I was born under a tin roof, in an ugly bathroom adorned with long outdated seventies décor. If full size toilet covers were manufactured, like those squeaky plastic furniture covers one would see in any old lady’s house, the toilet I was brought into this world on would have had one. I wish I could say I was born on a dark and stormy night, but in reality, I was born in the middle of a typical summer Tuesday, to a half-drunk mother and a essentially non-existent fully-drunk father. The sky was blue, the sun was hot, and the reservation in Oklahoma was my new home, as I had been recently evicted from my cozy warm place inside my mother.
The mobile home I was born in, festooned with fake wood panelling, lacquered veneers, and ugly formica countertops had the thickest, nastiest orange shag carpeting the world had ever seen. Honestly the whole thing should have been burned down.
But that could be said about a lot of the homes sitting on the Rez. Each had its own problems, both structurally and socially. Some were falling apart on the outside, some were falling apart on the inside, and most of them had occupants falling apart themselves for different reasons.
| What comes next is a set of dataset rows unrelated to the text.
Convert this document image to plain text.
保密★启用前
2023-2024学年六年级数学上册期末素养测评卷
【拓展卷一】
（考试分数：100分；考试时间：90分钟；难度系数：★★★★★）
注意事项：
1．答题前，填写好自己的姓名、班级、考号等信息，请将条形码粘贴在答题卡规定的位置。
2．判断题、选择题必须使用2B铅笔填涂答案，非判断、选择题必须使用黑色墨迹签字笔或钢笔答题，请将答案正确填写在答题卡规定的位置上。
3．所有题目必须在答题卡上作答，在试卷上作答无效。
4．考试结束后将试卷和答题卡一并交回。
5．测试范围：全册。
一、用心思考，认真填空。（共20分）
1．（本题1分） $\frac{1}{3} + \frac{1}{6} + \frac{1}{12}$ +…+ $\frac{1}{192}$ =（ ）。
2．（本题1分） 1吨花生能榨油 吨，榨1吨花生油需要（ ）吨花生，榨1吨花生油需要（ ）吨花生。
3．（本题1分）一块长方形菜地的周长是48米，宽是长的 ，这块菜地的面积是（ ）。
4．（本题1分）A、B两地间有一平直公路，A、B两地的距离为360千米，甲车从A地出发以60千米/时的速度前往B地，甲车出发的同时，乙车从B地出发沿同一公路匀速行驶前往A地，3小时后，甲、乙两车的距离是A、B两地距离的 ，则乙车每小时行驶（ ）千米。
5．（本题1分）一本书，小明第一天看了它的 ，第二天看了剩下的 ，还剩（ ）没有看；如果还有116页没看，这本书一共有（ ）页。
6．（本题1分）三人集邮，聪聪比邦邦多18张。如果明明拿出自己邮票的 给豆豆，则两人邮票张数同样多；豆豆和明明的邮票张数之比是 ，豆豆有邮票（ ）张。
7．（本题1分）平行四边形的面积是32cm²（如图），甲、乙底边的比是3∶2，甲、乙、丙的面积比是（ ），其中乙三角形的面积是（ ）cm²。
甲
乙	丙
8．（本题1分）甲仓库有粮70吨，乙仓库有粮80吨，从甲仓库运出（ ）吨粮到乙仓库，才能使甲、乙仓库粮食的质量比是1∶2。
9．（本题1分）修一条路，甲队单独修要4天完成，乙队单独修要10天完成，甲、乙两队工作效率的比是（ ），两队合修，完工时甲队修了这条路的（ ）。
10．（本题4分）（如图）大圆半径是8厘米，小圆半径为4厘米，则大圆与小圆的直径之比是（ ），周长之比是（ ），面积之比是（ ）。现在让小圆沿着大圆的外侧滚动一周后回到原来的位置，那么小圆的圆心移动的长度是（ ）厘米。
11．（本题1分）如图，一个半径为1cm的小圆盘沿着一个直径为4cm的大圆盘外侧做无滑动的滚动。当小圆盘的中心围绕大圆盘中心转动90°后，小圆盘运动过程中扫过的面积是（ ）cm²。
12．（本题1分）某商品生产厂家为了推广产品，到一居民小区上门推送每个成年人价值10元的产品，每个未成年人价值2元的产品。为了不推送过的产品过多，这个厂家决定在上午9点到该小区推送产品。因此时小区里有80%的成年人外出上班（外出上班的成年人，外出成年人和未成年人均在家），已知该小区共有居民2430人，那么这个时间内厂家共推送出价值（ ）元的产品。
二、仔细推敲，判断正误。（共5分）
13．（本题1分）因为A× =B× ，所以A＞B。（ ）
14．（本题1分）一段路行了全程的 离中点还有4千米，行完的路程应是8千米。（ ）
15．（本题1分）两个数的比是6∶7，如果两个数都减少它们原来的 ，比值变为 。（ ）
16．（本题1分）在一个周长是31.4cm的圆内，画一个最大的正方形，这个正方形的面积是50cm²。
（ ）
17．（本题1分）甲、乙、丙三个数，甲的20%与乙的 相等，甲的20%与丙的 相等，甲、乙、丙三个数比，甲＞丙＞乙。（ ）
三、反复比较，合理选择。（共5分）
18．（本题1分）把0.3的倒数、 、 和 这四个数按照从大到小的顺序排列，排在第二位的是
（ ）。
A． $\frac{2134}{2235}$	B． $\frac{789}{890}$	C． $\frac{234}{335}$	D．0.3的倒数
Divorce, Alcohol abuse, substance abuse, unemployment, and a general malaise infected everything around the Rez… it was inescapable. It stuck to you. The flypaper of the Rez always hung on.
I was infected myself. All those obligations of culture hung like a necklace that nobody wanted to wear. Heavy, awkward, and only earned you odd stares in the streets offrez. It is a stigma. We are a strong people. Deep down, we truly are. But we were broken, and rebroken, for two hundred years, faced extinction and genocide, and something like that sticks with you. It binds us together and makes us slaves to our past. People look at the black slaves out of Africa that were forced onto American shores, forced to work, forced to eat, forced to sleep, raped, beaten, and killed in order to maintain an order of life and civilization in the rural south. But they rarely talk about the entire race of people that lived in those lands before the Europeans ever landed.
I see the country we live in celebrate black history month and I laugh bitterly. …Not to discount their struggles. But their ‘race’ was never threatened with extinction. Horrible transgressions against their humanity, yes, but not ethnic cleansing levels of transgression. You live here, you get it. You understand it. Conform, forget your past, adhere to the American way of life, and be damn happy about it.
I am really getting off track. This is not a soapbox. This is a story. But you need to understand where I was born, and where I was raised, in order to understand what happened on the Butte. I can’t go to the mesa and ignore the path up its side.
My name is Jonathon Tumbling Raven Smith, a Chocktaw by my father’s line, and Cherokee by my mother’s. I probably have a slew of other tribes in my bloodline, that’s how things work out these days. I am probably Chickasaw, Osage, Ponca, Kiowa, Comanche, Apache, Cheyenne, Kaw, Seminole, and every other tribe that was corralled into the borders of the Oklahoma Territory. I don’t think anyone could really keep track, given the circumstances, and the life on the Rez. Some really value their family trees.
Whatever, man. My family tree is a burnt out stump at this point. My family is me, my dog, and his fleas. I left home when I turned 16. Maybe I should start there. That is a good place. And every story needs a good place to start.